Pensez à une situation quelconque, en lien avec une autre personne. Quelles sont les pensées qui vous viennent spontanément à l’esprit ? Sont-elles orientées sur une déclaration d’intérêt général, vers votre interlocuteur ou vers vous-même ? Supposons que vous soyez une femme, vous taillez vos rosiers pendant que votre mari lit un journal et vous observe de temps en temps.

Comparez les expressions suivantes :

– Il n’a vraiment rien à faire, pourquoi ne m’aide-t-il pas ?

– J’adore tailler les rosiers.

– Il est fainéant, comme d’habitude.

– Les hommes ne cherchent qu’à se reposer pendant que les femmes travaillent.

– Il est fatigué et mérite bien son repos.

– Les rosiers sont magnifiques cette année.

– Je suis fatiguée de tailler les rosiers.

– Les hommes adorent se cultiver.

– Les femmes adorent la nature.

Lesquelles sont des généralités ? Lesquelles parlent de l’autre ? Lesquelles parlent de vous ?

La réponse est facile, quand vous parlez de vous, votre phrase commence par JE….

Alors que pouvez-vous faire pour vous entraîner ?

  • Demandez à votre interlocuteur de vous le signalez.
  • Notez toutes vos croyances “généralisatrices” et décomposez observation, sentiment et besoin.
  • Stoppez vos jugements.

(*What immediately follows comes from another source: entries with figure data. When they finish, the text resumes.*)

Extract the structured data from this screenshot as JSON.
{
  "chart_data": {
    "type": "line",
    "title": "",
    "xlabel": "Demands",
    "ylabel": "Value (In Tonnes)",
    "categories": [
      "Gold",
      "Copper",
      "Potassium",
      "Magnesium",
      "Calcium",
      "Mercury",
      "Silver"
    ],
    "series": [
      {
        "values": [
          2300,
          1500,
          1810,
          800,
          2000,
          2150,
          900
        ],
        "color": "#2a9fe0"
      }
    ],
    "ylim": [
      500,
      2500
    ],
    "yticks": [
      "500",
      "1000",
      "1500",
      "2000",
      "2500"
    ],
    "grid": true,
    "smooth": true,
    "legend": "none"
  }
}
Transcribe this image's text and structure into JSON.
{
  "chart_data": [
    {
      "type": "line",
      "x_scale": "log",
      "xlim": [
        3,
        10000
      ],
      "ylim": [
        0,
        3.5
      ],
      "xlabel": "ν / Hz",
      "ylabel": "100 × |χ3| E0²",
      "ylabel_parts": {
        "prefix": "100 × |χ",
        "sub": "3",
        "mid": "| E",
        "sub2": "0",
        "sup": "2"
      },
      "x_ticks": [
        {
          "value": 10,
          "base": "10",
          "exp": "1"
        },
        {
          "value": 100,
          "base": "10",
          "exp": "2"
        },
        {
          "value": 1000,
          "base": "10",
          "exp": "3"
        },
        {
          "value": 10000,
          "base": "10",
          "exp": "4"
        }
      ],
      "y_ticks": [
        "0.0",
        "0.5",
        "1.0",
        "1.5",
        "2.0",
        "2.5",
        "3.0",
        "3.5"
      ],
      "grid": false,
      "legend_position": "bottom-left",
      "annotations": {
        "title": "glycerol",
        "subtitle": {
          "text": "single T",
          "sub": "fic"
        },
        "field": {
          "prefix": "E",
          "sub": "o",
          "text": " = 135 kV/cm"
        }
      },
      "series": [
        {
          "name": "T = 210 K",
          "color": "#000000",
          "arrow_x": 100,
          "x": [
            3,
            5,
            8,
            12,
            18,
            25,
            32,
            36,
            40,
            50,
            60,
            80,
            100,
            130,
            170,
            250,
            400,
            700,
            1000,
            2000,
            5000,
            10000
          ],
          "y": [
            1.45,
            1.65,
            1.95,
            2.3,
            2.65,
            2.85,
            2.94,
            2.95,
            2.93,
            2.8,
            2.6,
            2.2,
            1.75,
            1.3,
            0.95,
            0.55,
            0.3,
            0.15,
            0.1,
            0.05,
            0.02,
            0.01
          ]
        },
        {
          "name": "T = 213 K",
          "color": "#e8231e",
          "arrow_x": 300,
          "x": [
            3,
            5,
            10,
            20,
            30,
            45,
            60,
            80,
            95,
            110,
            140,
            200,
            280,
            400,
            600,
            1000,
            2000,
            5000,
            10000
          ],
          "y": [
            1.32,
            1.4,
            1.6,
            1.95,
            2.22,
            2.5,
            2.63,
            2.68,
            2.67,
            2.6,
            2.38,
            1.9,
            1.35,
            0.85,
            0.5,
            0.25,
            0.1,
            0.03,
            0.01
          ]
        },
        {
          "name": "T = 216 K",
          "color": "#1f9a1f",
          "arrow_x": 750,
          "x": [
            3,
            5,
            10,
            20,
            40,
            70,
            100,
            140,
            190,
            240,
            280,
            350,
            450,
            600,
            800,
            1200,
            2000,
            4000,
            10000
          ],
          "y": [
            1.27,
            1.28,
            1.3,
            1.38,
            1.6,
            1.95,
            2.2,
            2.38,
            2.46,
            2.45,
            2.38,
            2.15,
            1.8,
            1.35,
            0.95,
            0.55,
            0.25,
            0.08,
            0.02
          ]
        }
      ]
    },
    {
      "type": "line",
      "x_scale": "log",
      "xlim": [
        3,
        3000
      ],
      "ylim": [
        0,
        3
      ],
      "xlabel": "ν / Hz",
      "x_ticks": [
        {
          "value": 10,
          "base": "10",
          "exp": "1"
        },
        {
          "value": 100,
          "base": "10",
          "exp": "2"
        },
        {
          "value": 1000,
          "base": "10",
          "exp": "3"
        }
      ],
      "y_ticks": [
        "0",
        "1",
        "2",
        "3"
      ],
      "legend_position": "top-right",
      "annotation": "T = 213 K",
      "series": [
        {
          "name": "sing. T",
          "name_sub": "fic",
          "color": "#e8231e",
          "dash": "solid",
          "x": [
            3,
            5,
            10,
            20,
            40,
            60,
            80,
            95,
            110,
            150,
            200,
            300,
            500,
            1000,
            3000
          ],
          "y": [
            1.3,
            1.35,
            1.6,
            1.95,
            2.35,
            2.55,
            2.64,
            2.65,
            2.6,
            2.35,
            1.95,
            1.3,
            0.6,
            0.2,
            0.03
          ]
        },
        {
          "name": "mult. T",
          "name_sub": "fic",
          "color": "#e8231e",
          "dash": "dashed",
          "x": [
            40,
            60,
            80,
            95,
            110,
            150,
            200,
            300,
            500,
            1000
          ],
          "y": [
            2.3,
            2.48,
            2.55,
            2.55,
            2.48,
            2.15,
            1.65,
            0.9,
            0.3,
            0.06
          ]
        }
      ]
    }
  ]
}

C’est difficile et cela prend du temps.
  • Pratiquez dans un groupe avec 3 chaises : une pour le ON, une autre pour le TU et le IL, la dernière pour le JE. Changez de chaise quand vous changez de discours.

Si vous avez d’autres idées, signalez-moi, je serai très content, car j’ai besoin de progresser et de pratiquer.